Faire des études devient-il un privilège ?
L’accès aux études supérieures, autrefois présenté comme un ascenseur social, se heurte aujourd’hui à une précarité croissante qui interroge son caractère désormais élitiste. Avec une hausse de 1,66 % du coût de la vie étudiante en 2026 — soit une inflation cumulée de 35 % depuis 2017 — et des scènes de files d’attente devant les restaurants universitaires devenues récurrentes depuis la crise sanitaire, la question n’est plus seulement économique, mais bien politique : dans quelle mesure l’enseignement supérieur reste-t-il un droit universel ou devient-il un privilège réservé à une minorité ?
Quels indicateurs concrets illustrent l’aggravation de la précarité étudiante en France ?
L’Union nationale des étudiants de France (Unef) mesure une augmentation de 1,66 % du coût de la vie étudiante pour l’année 2026, portant la hausse totale à 35 % depuis 2017. Cette dégradation se traduit par des situations extrêmes comme des files d’attente devant les restaurants universitaires, une pratique qualifiée de « scènes d’un autre temps » depuis la crise sanitaire, ainsi que par la nécessité pour de nombreux étudiants de cumuler des emplois précaires au détriment de leur réussite académique.
Qui sont les acteurs centraux de ce débat et quelles positions défendent-ils ?

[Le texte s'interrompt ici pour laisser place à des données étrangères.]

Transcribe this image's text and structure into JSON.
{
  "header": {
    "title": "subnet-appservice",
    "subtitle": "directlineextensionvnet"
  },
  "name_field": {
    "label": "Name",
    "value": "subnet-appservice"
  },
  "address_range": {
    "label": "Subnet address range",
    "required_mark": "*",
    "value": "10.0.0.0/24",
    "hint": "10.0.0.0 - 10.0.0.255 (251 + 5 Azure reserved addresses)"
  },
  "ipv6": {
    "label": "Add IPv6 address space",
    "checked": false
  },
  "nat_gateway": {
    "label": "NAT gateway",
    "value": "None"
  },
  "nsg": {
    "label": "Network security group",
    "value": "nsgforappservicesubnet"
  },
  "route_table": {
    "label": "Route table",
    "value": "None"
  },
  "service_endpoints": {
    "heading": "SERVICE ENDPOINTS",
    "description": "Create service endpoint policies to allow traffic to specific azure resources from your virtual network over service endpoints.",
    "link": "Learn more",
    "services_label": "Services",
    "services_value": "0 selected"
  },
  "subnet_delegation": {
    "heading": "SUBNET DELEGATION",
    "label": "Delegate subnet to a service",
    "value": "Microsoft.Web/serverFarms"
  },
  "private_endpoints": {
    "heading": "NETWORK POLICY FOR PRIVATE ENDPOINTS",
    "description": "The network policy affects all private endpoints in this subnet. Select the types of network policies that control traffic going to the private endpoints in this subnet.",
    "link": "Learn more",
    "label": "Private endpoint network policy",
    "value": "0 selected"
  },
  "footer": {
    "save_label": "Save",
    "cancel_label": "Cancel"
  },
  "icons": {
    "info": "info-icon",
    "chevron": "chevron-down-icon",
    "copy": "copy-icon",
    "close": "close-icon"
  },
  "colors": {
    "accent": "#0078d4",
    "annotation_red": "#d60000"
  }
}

L’Unef, représentée par sa secrétaire générale Manon Moret, alerte sur l’urgence sociale en pointant l’insuffisance des mesures gouvernementales face à l’inflation des coûts. Laurent Gatineau, président de CY Cergy Paris Universités et vice-président de France Universités, incarne quant à lui la voix des établissements, soulignant les tensions entre les besoins financiers des universités et les contraintes budgétaires de l’État. Le sociologue Bora Bayrak apporte une analyse critique des inégalités structurelles dans l’accès au savoir.
Quels dispositifs existants sont pointés du doigt pour leur inefficacité à endiguer cette précarité ?
Les aides personnalisées au logement (APL) et le financement des universités sont explicitement cités comme des leviers insuffisants ou mal adaptés. Plusieurs rapports, relayés par les organisations étudiantes, préconisent une réforme de ces mécanismes, jugés incapables de compenser l’inflation des loyers et des frais de scolarité, tout en maintenant des inégalités territoriales dans l’accès aux services universitaires.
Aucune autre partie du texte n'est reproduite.